A sensação era vertiginosa.
Cada reflexo mostrava uma versão sua — algumas belas, outras sombrias, todas reais.
No centro do campo, uma luz dourada começou a pulsar. Elena aproximou-se, sentindo o coração acelerar. A luz se moldou em uma esfera translúcida, como um cristal vivo. Dentro dela, pequenas imagens flutuavam — recordações, fragmentos de momentos, desejos esquecidos.
Ela estendeu a mão, hesitando.
Quando tocou o cristal, uma onda de energia percorreu seu corpo.
Subitamente, ela se viu de volta ao lago, mas o reflexo agora mostrava algo novo: atrás dela, o Guardião dos Sonhos sorria.
— Achaste o Coração das Brumas — disse ele. — O ponto onde a inspiração nasce e morre. Onde toda visão precisa se dissolver para renascer mais clara.
Elena olhou ao redor. O lago parecia respirar junto com ela.
— E o que devo fazer com isso? — perguntou.
— Nada — respondeu o guardião, rindo levemente. — A inspiração não se guarda, apenas se vive. Quando tentares prendê-la, ela vira ilusão. Quando a deixares fluir, ela se tornará criação.
Ele estendeu a mão mais uma vez e tocou sua testa. Um brilho suave se espalhou por seus cabelos, e Elena sentiu uma calma profunda invadir-lhe o peito.
— Vai, Elena. — A voz dele soou distante. — Ainda há muito a descobrir. E tua jornada está apenas começando a revelar quem és.

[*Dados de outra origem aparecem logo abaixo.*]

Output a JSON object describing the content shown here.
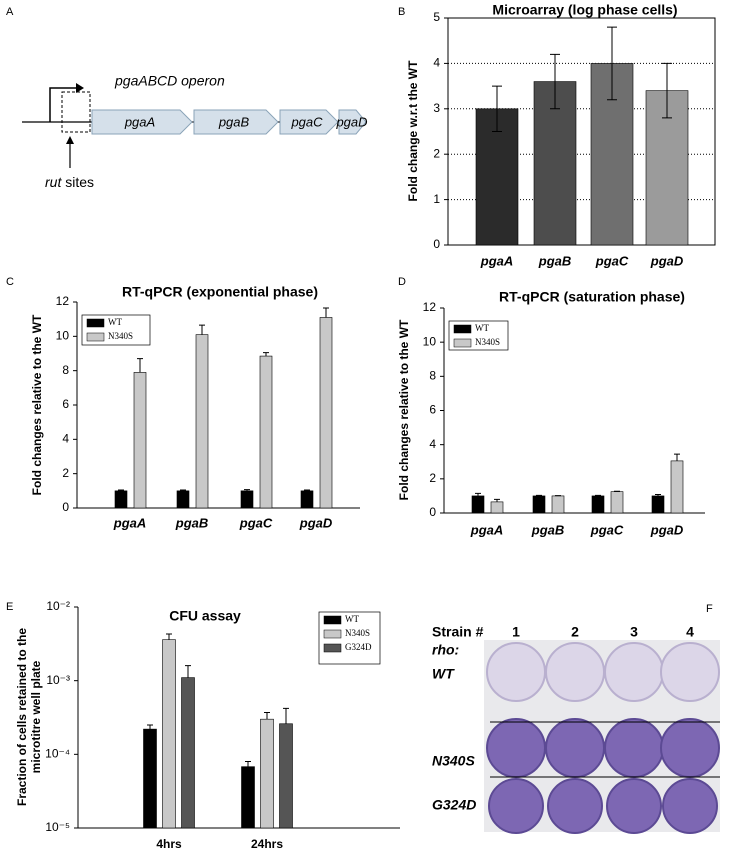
{
  "panel_labels": [
    "A",
    "B",
    "C",
    "D",
    "E",
    "F"
  ],
  "diagram": {
    "operon_label": "pgaABCD operon",
    "genes": [
      "pgaA",
      "pgaB",
      "pgaC",
      "pgaD"
    ],
    "site_label": [
      "rut",
      "sites"
    ]
  },
  "photo": {
    "column_header": "Strain #",
    "columns": [
      "1",
      "2",
      "3",
      "4"
    ],
    "row_header": "rho:",
    "rows": [
      "WT",
      "N340S",
      "G324D"
    ]
  },
  "chart_data": [
    {
      "type": "bar",
      "title": "Microarray (log phase cells)",
      "y_label": "Fold change w.r.t the WT",
      "categories": [
        "pgaA",
        "pgaB",
        "pgaC",
        "pgaD"
      ],
      "values": [
        3.0,
        3.6,
        4.0,
        3.4
      ],
      "errors": [
        0.5,
        0.6,
        0.8,
        0.6
      ],
      "colors": [
        "#2b2b2b",
        "#4d4d4d",
        "#6f6f6f",
        "#9b9b9b"
      ],
      "error_direction": "both",
      "ylim": [
        0,
        5
      ],
      "yticks": [
        0,
        1,
        2,
        3,
        4,
        5
      ],
      "grid": true,
      "frame": true
    },
    {
      "type": "bar",
      "title": "RT-qPCR (exponential phase)",
      "y_label": "Fold changes relative to the WT",
      "categories": [
        "pgaA",
        "pgaB",
        "pgaC",
        "pgaD"
      ],
      "series": [
        {
          "name": "WT",
          "color": "#000000",
          "values": [
            1,
            1,
            1,
            1
          ],
          "errors": [
            0.05,
            0.05,
            0.07,
            0.05
          ]
        },
        {
          "name": "N340S",
          "color": "#c8c8c8",
          "values": [
            7.9,
            10.1,
            8.85,
            11.1
          ],
          "errors": [
            0.8,
            0.55,
            0.2,
            0.55
          ]
        }
      ],
      "error_direction": "up",
      "ylim": [
        0,
        12
      ],
      "yticks": [
        0,
        2,
        4,
        6,
        8,
        10,
        12
      ],
      "legend": "upper left"
    },
    {
      "type": "bar",
      "title": "RT-qPCR (saturation phase)",
      "y_label": "Fold changes relative to the WT",
      "categories": [
        "pgaA",
        "pgaB",
        "pgaC",
        "pgaD"
      ],
      "series": [
        {
          "name": "WT",
          "color": "#000000",
          "values": [
            1.0,
            1.0,
            1.0,
            1.0
          ],
          "errors": [
            0.15,
            0.03,
            0.03,
            0.08
          ]
        },
        {
          "name": "N340S",
          "color": "#c8c8c8",
          "values": [
            0.65,
            1.0,
            1.25,
            3.05
          ],
          "errors": [
            0.15,
            0.02,
            0.02,
            0.4
          ]
        }
      ],
      "error_direction": "up",
      "ylim": [
        0,
        12
      ],
      "yticks": [
        0,
        2,
        4,
        6,
        8,
        10,
        12
      ],
      "legend": "upper left"
    },
    {
      "type": "bar",
      "title": "CFU assay",
      "y_label": [
        "Fraction of cells retained to the",
        "microtitre well plate"
      ],
      "categories": [
        "4hrs",
        "24hrs"
      ],
      "series": [
        {
          "name": "WT",
          "color": "#000000",
          "values": [
            0.00022,
            6.8e-05
          ],
          "errors": [
            3e-05,
            1.2e-05
          ]
        },
        {
          "name": "N340S",
          "color": "#c8c8c8",
          "values": [
            0.0036,
            0.0003
          ],
          "errors": [
            0.0007,
            7e-05
          ]
        },
        {
          "name": "G324D",
          "color": "#555555",
          "values": [
            0.0011,
            0.00026
          ],
          "errors": [
            0.0005,
            0.00016
          ]
        }
      ],
      "error_direction": "up",
      "log_scale": true,
      "ylim": [
        1e-05,
        0.01
      ],
      "yticks": [
        {
          "value": 1e-05,
          "label": "10⁻⁵"
        },
        {
          "value": 0.0001,
          "label": "10⁻⁴"
        },
        {
          "value": 0.001,
          "label": "10⁻³"
        },
        {
          "value": 0.01,
          "label": "10⁻²"
        }
      ],
      "legend": "upper right"
    }
  ]
}
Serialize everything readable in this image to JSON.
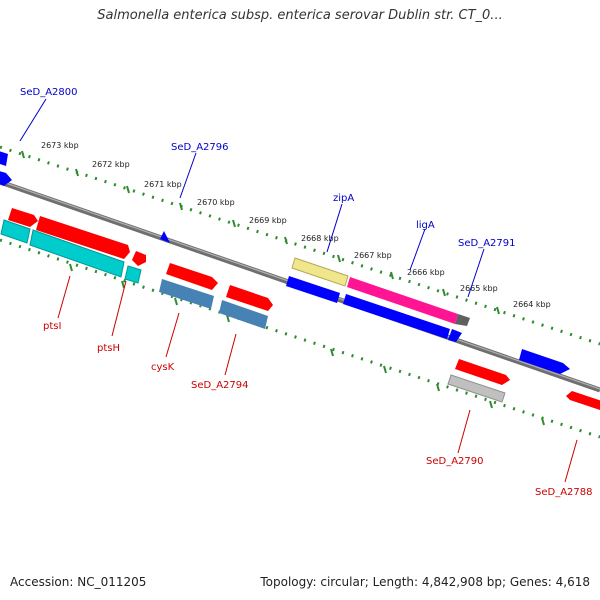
{
  "title": "Salmonella enterica subsp. enterica serovar Dublin str. CT_0...",
  "footer": {
    "accession": "Accession: NC_011205",
    "summary": "Topology: circular; Length: 4,842,908 bp; Genes: 4,618"
  },
  "colors": {
    "backbone": "#808080",
    "ticks": "#2e8b2e",
    "label_blue": "#0000cc",
    "label_red": "#cc0000"
  },
  "ticks": [
    "2673 kbp",
    "2672 kbp",
    "2671 kbp",
    "2670 kbp",
    "2669 kbp",
    "2668 kbp",
    "2667 kbp",
    "2666 kbp",
    "2665 kbp",
    "2664 kbp"
  ],
  "gene_labels_top": [
    "SeD_A2800",
    "SeD_A2796",
    "zipA",
    "ligA",
    "SeD_A2791"
  ],
  "gene_labels_bottom": [
    "ptsI",
    "ptsH",
    "cysK",
    "SeD_A2794",
    "SeD_A2790",
    "SeD_A2788"
  ]
}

O lago começou a desaparecer, transformando-se em partículas de luz. Elena fechou os olhos e sentiu o chão sólido sob os pés novamente. Quando os abriu, estava de volta à floresta de FAR, diante de um novo caminho — um que serpenteava entre árvores douradas e pétalas suspensas no ar.
O Grimório em suas mãos brilhou, abrindo-se sozinho.
As páginas recém-escritas diziam:
“Entre o sonho e o despertar, mora a semente do verdadeiro poder.”
Elena sorriu.
E seguiu pela trilha dourada, sentindo que o Reino — e ela mesma — começavam, enfim, a respirar o mesmo ar.